Level 1 ADRs trade OTC, often on Pink Sheets (a decentralized, less-regulated marketplace). Liquidity is typically low to very low. Bid-ask spreads can be wide (1–5%+), and trading volumes are sparse. A retail investor buying 1,000 ADRs might move the market or find few sellers.

Institutions avoid Level 1 ADRs for these reasons. Pension funds and mutual funds are bound by liquidity minimums — they need to exit positions quickly. Level 1 ADRs can be “illiquid traps,” where once you own them, finding a buyer is difficult.

No governance standards

Unlike Level 2/3, Level 1 has no specific governance requirements. The foreign company isn’t beholden to NYSE or NASDAQ rules on board independence, audit committees, or executive compensation disclosure. This creates information asymmetry — US investors have less comfort in corporate governance than if the company met US listing standards.

Risk and reward

Rewards:

  • Access to foreign companies not accessible through other channels.
  • Potential currency appreciation (if the ADR is priced in USD but shares are in a strengthening foreign currency).
  • Small-cap or emerging market upside.

Risks:

  • Illiquidity: You may struggle to sell at fair prices.
  • Wide spreads: Trading costs are high; the bid-ask gap can exceed commissions.
  • Currency risk: ADRs are USD-denominated, so foreign currency moves affect returns.
  • Minimal disclosure: You’re trusting annual filings in a foreign accounting standard.
  • Unsponsored structures: If the ADR is unsponsored, the company has no obligation to you; the depositary controls the program.
  • Delisting risk: If the foreign company is delisted or removes the ADR program, US investors may face forced conversions or loss of liquidity.

When Level 1 makes sense

  • Specialist traders researching a foreign company directly and willing to buy/hold long-term despite illiquidity.
  • Emerging market investors accessing countries where direct foreign investment is restricted; Level 1 ADRs may be the only US-side option.
  • Small foreign companies with no US ambition and low US demand; Level 1 is acceptable because trading volume is low anyway.
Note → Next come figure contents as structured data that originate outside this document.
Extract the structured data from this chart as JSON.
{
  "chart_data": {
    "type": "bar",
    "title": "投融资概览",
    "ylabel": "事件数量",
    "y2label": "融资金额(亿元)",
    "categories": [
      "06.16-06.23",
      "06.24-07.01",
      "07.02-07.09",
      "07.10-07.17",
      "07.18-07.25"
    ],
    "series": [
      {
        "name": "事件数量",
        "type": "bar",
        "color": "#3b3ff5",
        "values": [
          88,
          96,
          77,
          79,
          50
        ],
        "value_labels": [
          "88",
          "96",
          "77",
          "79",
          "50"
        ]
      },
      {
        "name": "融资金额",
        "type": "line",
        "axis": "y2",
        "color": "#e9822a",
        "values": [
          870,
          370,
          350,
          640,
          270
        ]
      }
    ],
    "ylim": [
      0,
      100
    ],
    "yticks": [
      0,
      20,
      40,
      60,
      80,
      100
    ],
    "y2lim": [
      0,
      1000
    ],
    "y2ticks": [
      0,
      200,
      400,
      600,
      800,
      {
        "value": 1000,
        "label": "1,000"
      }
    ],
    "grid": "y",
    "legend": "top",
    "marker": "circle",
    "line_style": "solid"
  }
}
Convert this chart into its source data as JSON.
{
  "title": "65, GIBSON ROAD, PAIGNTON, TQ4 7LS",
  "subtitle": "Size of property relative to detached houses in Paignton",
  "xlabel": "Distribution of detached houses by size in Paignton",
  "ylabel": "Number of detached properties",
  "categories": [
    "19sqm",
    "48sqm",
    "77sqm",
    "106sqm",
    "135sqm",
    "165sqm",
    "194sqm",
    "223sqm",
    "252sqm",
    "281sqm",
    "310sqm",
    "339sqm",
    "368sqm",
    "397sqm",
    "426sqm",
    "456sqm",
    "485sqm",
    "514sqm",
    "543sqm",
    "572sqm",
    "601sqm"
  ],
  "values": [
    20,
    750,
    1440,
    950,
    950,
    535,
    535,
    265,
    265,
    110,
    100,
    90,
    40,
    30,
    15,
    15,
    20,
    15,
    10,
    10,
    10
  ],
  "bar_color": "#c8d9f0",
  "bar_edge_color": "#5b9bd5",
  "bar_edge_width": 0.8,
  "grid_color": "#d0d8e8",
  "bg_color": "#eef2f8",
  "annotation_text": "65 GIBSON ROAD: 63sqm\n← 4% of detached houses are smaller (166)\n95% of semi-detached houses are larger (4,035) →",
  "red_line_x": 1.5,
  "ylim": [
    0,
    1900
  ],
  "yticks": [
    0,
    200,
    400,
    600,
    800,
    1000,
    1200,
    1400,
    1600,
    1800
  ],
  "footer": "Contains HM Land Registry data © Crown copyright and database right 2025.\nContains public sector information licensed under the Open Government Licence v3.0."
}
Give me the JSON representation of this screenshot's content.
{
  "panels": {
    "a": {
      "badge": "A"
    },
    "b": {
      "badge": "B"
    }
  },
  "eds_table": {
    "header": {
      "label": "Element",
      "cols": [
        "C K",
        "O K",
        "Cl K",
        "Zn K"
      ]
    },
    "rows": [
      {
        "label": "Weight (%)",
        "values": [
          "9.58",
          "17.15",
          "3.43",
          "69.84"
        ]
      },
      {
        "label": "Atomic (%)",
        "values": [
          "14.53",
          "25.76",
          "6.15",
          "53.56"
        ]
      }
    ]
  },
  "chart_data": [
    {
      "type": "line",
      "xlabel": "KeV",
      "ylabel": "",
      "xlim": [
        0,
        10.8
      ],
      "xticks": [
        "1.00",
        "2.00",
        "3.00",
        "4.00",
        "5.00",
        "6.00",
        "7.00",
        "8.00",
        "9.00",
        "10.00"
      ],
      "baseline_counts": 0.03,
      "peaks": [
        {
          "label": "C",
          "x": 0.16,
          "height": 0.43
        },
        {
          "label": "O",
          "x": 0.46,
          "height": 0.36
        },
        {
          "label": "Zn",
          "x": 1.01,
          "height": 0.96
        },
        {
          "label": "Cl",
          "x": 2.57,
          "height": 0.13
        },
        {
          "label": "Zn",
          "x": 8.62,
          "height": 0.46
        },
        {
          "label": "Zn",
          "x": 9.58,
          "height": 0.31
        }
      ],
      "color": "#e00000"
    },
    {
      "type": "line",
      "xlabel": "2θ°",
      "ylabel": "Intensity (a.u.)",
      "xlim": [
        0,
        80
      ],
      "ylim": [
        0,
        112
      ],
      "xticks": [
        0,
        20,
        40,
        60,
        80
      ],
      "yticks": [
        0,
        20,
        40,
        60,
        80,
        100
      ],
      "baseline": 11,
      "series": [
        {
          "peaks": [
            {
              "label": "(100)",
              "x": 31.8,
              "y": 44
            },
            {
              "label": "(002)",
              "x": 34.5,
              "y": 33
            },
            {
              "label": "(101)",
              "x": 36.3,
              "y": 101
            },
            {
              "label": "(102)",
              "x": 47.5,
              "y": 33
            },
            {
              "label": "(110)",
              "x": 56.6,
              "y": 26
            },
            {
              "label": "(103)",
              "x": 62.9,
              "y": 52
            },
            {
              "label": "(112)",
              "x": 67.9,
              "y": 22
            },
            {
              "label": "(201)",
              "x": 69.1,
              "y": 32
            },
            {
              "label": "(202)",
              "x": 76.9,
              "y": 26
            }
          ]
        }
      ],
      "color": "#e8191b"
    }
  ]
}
Contrast to Level 2 and Level 3

Level 2 ADRs are listed on NASDAQ or NYSE and require SEC registration, quarterly reporting, and adherence to listing standards. Much higher cost and compliance; much higher liquidity.

Level 3 ADRs allow the foreign company to raise capital in the US (secondary offerings, acquisitions). Highest regulatory burden; highest transparency; highest institutional access.

A company that has successfully built US investor interest or has plans for US acquisitions/growth often upgrades from Level 1 to Level 2 or 3. Those without US ambitions stay at Level 1.

Example evolution

A Chinese semiconductor maker starts with Level 1 ADRs to let retail speculators trade its shares. As US institutional interest grows and the company plans a US-based R&D investment, it sponsors a Level 2 ADR upgrade, filing 20-F and Quarterly updates. Eventually, it considers a Level 3 program to raise capital via equity offerings on NASDAQ.

This trajectory mirrors the company’s strategic evolution: from “let’s allow US trading” to “we’re building a US business.”